The program includes three different categories of charging infrastructure investment, and requires that between 50% and 100% must be in disadvantaged communities. This approval represents a win for charging infrastructure efforts and accelerating climate goals in our state, but merely setting deployment targets in disadvantaged communities is not enough to ensure that residents who most urgently need access to charging infrastructure benefit from this type of investment. With the very real impacts a budget of this size can make on Southern California residents, the implementation of this program must be executed through an equitable process.
In addition to these set-asides, the California Public Utilities Commission also noted in their decision that it is, “looking at equity concerns and cost allocation principles with the TE rulemaking (R.18-12-006) and in its Draft Transportation Electrification Framework (TEF)...The equity chapter of the TEF discusses the barriers certain communities and customers face in electrifying transport and notes that utility TE investments must place a particular emphasis on removing those barriers.”
This means that the work does not end with the approval of Charge Ready 2 -- the CPUC must bolster equity guidance in the Transportation Electrification Framework which is currently under review and set for approval by the end of 2020. The Greenlining Institute provided public comments with detailed guidance to the CPUC on incorporating equity in the TEF in order to actively remove said barriers and create true access to TE investments.
Now, the CPUC must prioritize equitable implementation of not only Charge Ready 2 but all future charging infrastructure investment programs through thoughtful direction and a commitment to the practice of equity. Residents of disadvantaged and frontline communities are most severely impacted by poverty and pollution and therefore must be most invested in with time, resources, technical assistance and care, not just funding. Equity is not only a value; it requires actionable steps to make it real.
Now more than ever, equity must be at the core of our transportation electrification strategy. With Governor Newsom’s recent Executive Order which set a goal of ending new sales of internal combustion engine vehicles in 15 years, access to charging will be critical to making this goal feasible, and we must ensure EV charging is easily accessible and affordable to all communities and income levels. Given California’s state climate and transportation goals and upcoming election, we can no longer waste any time repeating mistakes from our inequitable past or be doomed to live under harmful policies. As the procedural schedule for this rulemaking comes to a close, CPUC should commit to the practice of equity in all the avenues of power that are within reach.
Measuring for Equity in Charging Infrastructure
One way to ensure charging infrastructure is accessible to all is by using data that can better measure this goal. Utilities have a wealth of knowledge and data from current programs in particular could play a big role in how we target our state’s transportation electrification resources. Utility companies currently have invaluable information regarding equity from charging infrastructure programs that include equity commitments. This data should be used to inform deployment strategies, best practices and lessons learned to further improve investment in our state’s disadvantaged communities. In addition, we must consider emerging data sets that speak to relevant deployment, public health, diversity, land use and climate change. That means looking at things like COVID-19 data and the potential of Prop. 16 for more race-conscious analysis, as well as land use, zoning, demographic trends and climate change data such as sea level rise, and information on flood and fire risks.

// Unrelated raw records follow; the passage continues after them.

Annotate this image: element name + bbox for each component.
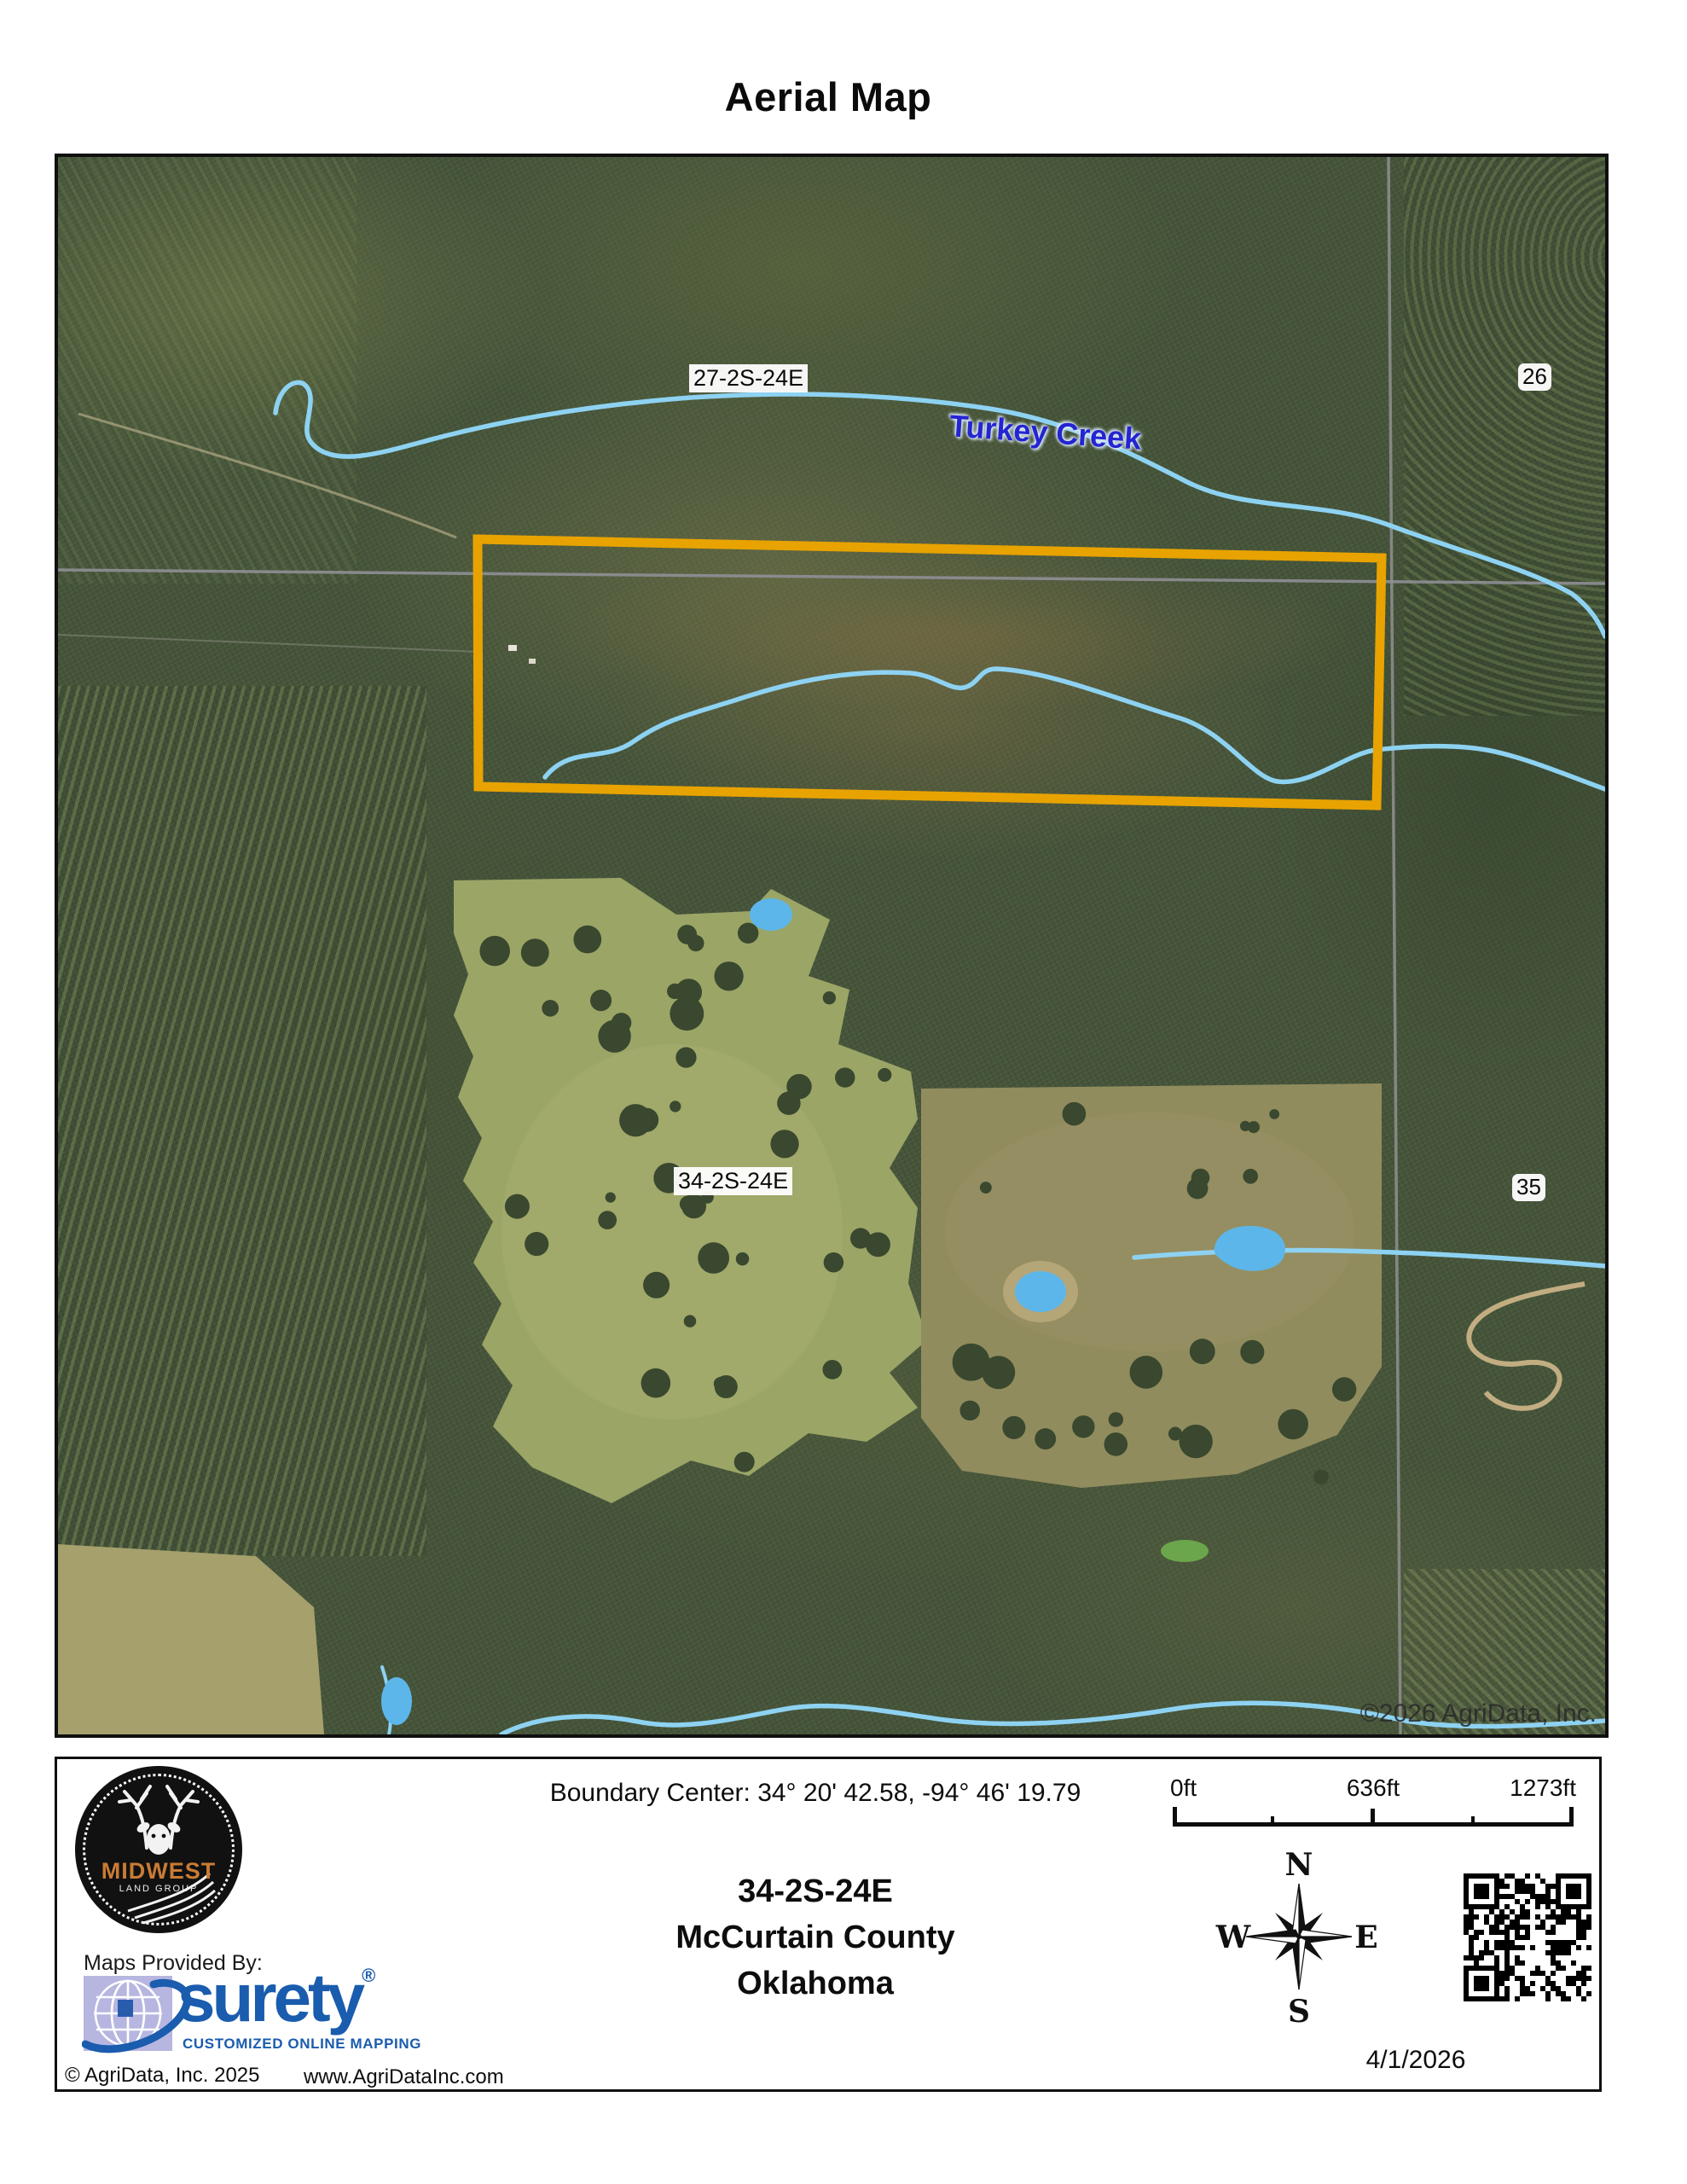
tree: [606, 1192, 616, 1202]
tree: [573, 926, 601, 954]
tree: [1191, 1169, 1210, 1188]
tree: [619, 1104, 652, 1136]
forest-road: [78, 414, 456, 537]
tree: [590, 990, 612, 1011]
field-road: [58, 635, 478, 652]
map-date: 4/1/2026: [1322, 2046, 1510, 2075]
building: [508, 645, 517, 651]
tree: [714, 1377, 728, 1391]
boundary-creek: [545, 669, 1605, 789]
bottomleft-pasture: [58, 1544, 324, 1734]
tree: [479, 936, 510, 967]
tree: [770, 1130, 798, 1158]
tree: [980, 1182, 992, 1194]
tree: [734, 1452, 755, 1472]
aerial-map-page: Aerial Map: [0, 0, 1687, 2184]
tree: [1243, 1169, 1258, 1184]
compass-north: N: [1285, 1847, 1313, 1883]
tree: [675, 979, 702, 1005]
tree: [1278, 1409, 1308, 1440]
qr-code: [1464, 1873, 1591, 2001]
section-label-34: 34-2S-24E: [674, 1167, 792, 1195]
tree: [959, 1401, 980, 1421]
tree: [866, 1232, 890, 1257]
scale-tick: [1471, 1816, 1475, 1827]
tree: [598, 1019, 630, 1052]
scale-label-mid: 636ft: [1313, 1774, 1433, 1802]
scale-tick: [1371, 1809, 1375, 1827]
surety-tagline: CUSTOMIZED ONLINE MAPPING: [183, 2036, 421, 2053]
building: [529, 659, 536, 664]
logo-sub-text: LAND GROUP: [75, 1884, 242, 1894]
tree: [643, 1272, 670, 1298]
tree: [505, 1194, 530, 1219]
tree: [542, 1000, 559, 1017]
tree: [1063, 1102, 1087, 1126]
tree: [684, 1315, 696, 1327]
deer-icon: [75, 1766, 242, 1933]
tree: [670, 1101, 681, 1112]
tree: [835, 1067, 855, 1087]
section-label-27: 27-2S-24E: [689, 364, 808, 392]
tree: [641, 1368, 671, 1398]
tree: [736, 1252, 750, 1266]
tree: [982, 1356, 1015, 1389]
scale-label-end: 1273ft: [1474, 1774, 1576, 1802]
tree: [525, 1232, 548, 1256]
map-features-layer: [58, 157, 1605, 1734]
map-watermark: ©2026 AgriData, Inc.: [1360, 1699, 1597, 1728]
tree: [1190, 1339, 1215, 1364]
tree: [738, 923, 758, 944]
tree: [1104, 1432, 1128, 1456]
tree: [823, 991, 836, 1004]
surety-brand-text: surety: [177, 1960, 362, 2036]
compass-east: E: [1354, 1920, 1377, 1955]
pond: [1015, 1271, 1066, 1312]
scale-tick: [1569, 1807, 1574, 1827]
green-field-patch: [1161, 1540, 1209, 1562]
tree: [1269, 1109, 1279, 1119]
scale-tick: [1271, 1816, 1274, 1827]
tree: [1240, 1340, 1264, 1364]
dirt-road: [1469, 1284, 1585, 1409]
location-county: McCurtain County: [346, 1920, 1284, 1956]
midwest-land-group-logo: MIDWEST LAND GROUP: [75, 1766, 242, 1933]
section-line-horizontal: [58, 570, 1605, 584]
tree: [1179, 1425, 1212, 1458]
tree: [1168, 1426, 1182, 1440]
tree: [1035, 1428, 1056, 1449]
tree: [677, 925, 697, 944]
page-title: Aerial Map: [55, 73, 1602, 120]
tree: [680, 1195, 697, 1212]
tree: [598, 1211, 617, 1229]
agridata-website: www.AgriDataInc.com: [304, 2065, 504, 2089]
tree: [1109, 1412, 1123, 1426]
scale-tick: [1173, 1807, 1177, 1827]
tree: [1129, 1356, 1162, 1389]
tree: [698, 1242, 729, 1274]
tree: [1332, 1377, 1356, 1401]
tree: [521, 938, 549, 967]
tree: [1313, 1470, 1328, 1484]
boundary-center-text: Boundary Center: 34° 20' 42.58, -94° 46'…: [261, 1779, 1370, 1808]
compass-west: W: [1215, 1920, 1251, 1955]
aerial-map: 27-2S-24E 26 Turkey Creek 34-2S-24E 35 ©…: [58, 157, 1605, 1734]
tree: [777, 1091, 800, 1114]
location-state: Oklahoma: [346, 1966, 1284, 2002]
tree: [675, 1047, 696, 1067]
tree: [1072, 1415, 1094, 1438]
scale-label-start: 0ft: [1170, 1774, 1197, 1802]
tree: [824, 1252, 844, 1273]
tree: [878, 1068, 891, 1082]
section-line-vertical: [1388, 157, 1400, 1734]
tree: [714, 961, 743, 990]
pond: [381, 1677, 412, 1725]
section-label-35: 35: [1512, 1174, 1545, 1201]
agridata-copyright: © AgriData, Inc. 2025: [65, 2064, 259, 2088]
compass-south: S: [1288, 1994, 1310, 2026]
logo-brand-text: MIDWEST: [75, 1858, 242, 1885]
compass-rose-icon: N S W E: [1209, 1843, 1388, 2026]
tree: [1002, 1416, 1025, 1439]
tree: [822, 1360, 842, 1380]
location-section: 34-2S-24E: [346, 1873, 1284, 1910]
map-frame: 27-2S-24E 26 Turkey Creek 34-2S-24E 35 ©…: [55, 154, 1609, 1738]
section-label-26: 26: [1518, 363, 1551, 391]
tree: [1248, 1121, 1260, 1133]
pond: [750, 898, 792, 931]
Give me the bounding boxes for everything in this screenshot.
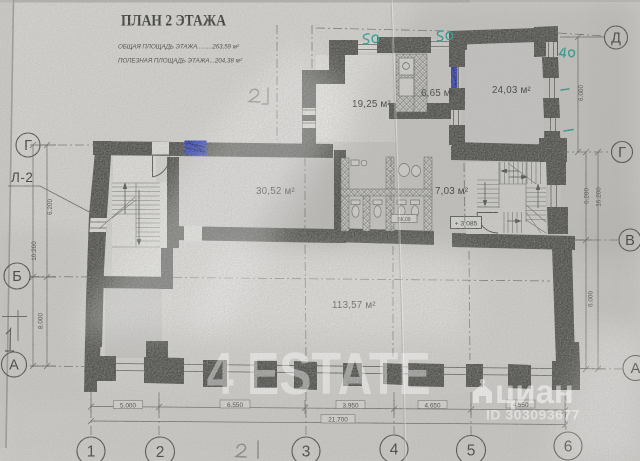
svg-text:4 ESTATE: 4 ESTATE — [207, 342, 431, 408]
svg-text:ID 303093677: ID 303093677 — [486, 407, 580, 423]
svg-text:циан: циан — [495, 373, 574, 410]
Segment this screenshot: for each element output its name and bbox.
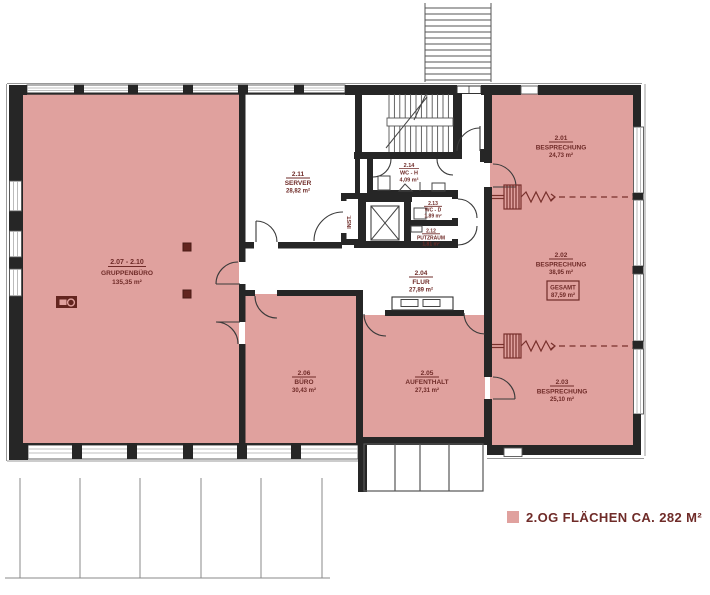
svg-text:2.OG FLÄCHEN CA. 282 M²: 2.OG FLÄCHEN CA. 282 M² (526, 510, 702, 525)
svg-text:2.03: 2.03 (556, 379, 569, 386)
svg-text:GRUPPENBÜRO: GRUPPENBÜRO (101, 268, 153, 277)
svg-text:135,35 m²: 135,35 m² (112, 279, 142, 286)
svg-text:27,89 m²: 27,89 m² (409, 287, 433, 294)
svg-text:2.01: 2.01 (555, 135, 568, 142)
svg-text:FLUR: FLUR (412, 279, 430, 286)
svg-text:38,95 m²: 38,95 m² (549, 269, 573, 276)
svg-text:BESPRECHUNG: BESPRECHUNG (536, 262, 587, 269)
svg-text:BÜRO: BÜRO (294, 377, 313, 386)
svg-text:BESPRECHUNG: BESPRECHUNG (536, 145, 587, 152)
svg-text:27,31 m²: 27,31 m² (415, 387, 439, 394)
svg-text:INST.: INST. (347, 215, 353, 229)
svg-text:2.06: 2.06 (298, 370, 311, 377)
svg-text:GESAMT: GESAMT (550, 286, 576, 292)
svg-text:SERVER: SERVER (285, 180, 312, 187)
svg-text:2.02: 2.02 (555, 252, 568, 259)
svg-text:24,73 m²: 24,73 m² (549, 152, 573, 159)
svg-text:BESPRECHUNG: BESPRECHUNG (537, 389, 588, 396)
svg-text:28,82 m²: 28,82 m² (286, 188, 310, 195)
svg-text:2.11: 2.11 (292, 171, 305, 178)
svg-text:2.04: 2.04 (415, 270, 428, 277)
svg-text:1,81 m²: 1,81 m² (422, 242, 440, 248)
svg-text:4,09 m²: 4,09 m² (400, 177, 419, 184)
svg-text:AUFENTHALT: AUFENTHALT (405, 379, 448, 386)
svg-text:WC - H: WC - H (400, 171, 418, 177)
svg-text:1,89 m²: 1,89 m² (424, 214, 442, 220)
svg-text:2.05: 2.05 (421, 370, 434, 377)
svg-text:2.07 - 2.10: 2.07 - 2.10 (110, 259, 144, 266)
svg-text:30,43 m²: 30,43 m² (292, 387, 316, 394)
svg-text:25,10 m²: 25,10 m² (550, 396, 574, 403)
svg-text:87,59 m²: 87,59 m² (551, 292, 575, 299)
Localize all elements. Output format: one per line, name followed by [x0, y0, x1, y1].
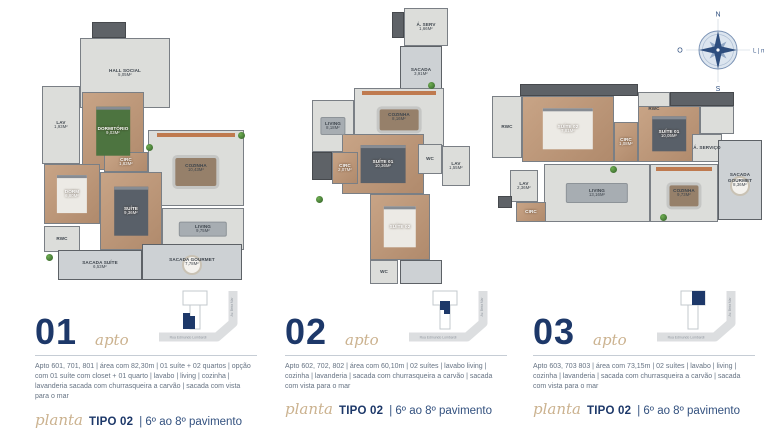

Establishment of an Internal CPUC Office of Racial Equity
Another strategy to ensure charging infrastructure is race conscious is through the establishment of an office or team dedicated to advancing racial equity to counteract historic, deliberate disinvestment in communities of color, empowered to actively work to dismantle unjust systems disenfranchising Black, Brown and Indigenous communities with high levels of pollution and poverty. The legacy of American racism has been upheld on the premise that Black, Brown and Indigenous bodies are collateral damage for maintaining the status quo and prosperity of White individuals. This legacy has continued a racist hegemony that has actively produced racist policies. In order to undo this legacy the CPUC must play its part in actively combating racist policies, with anti-racist policies as antidote.
EV charging infrastructure may seem to be about plugs and charging stations, but we can use it as a tool for righting historical wrongs and making sure that we all have access to clean transportation and cleaner air.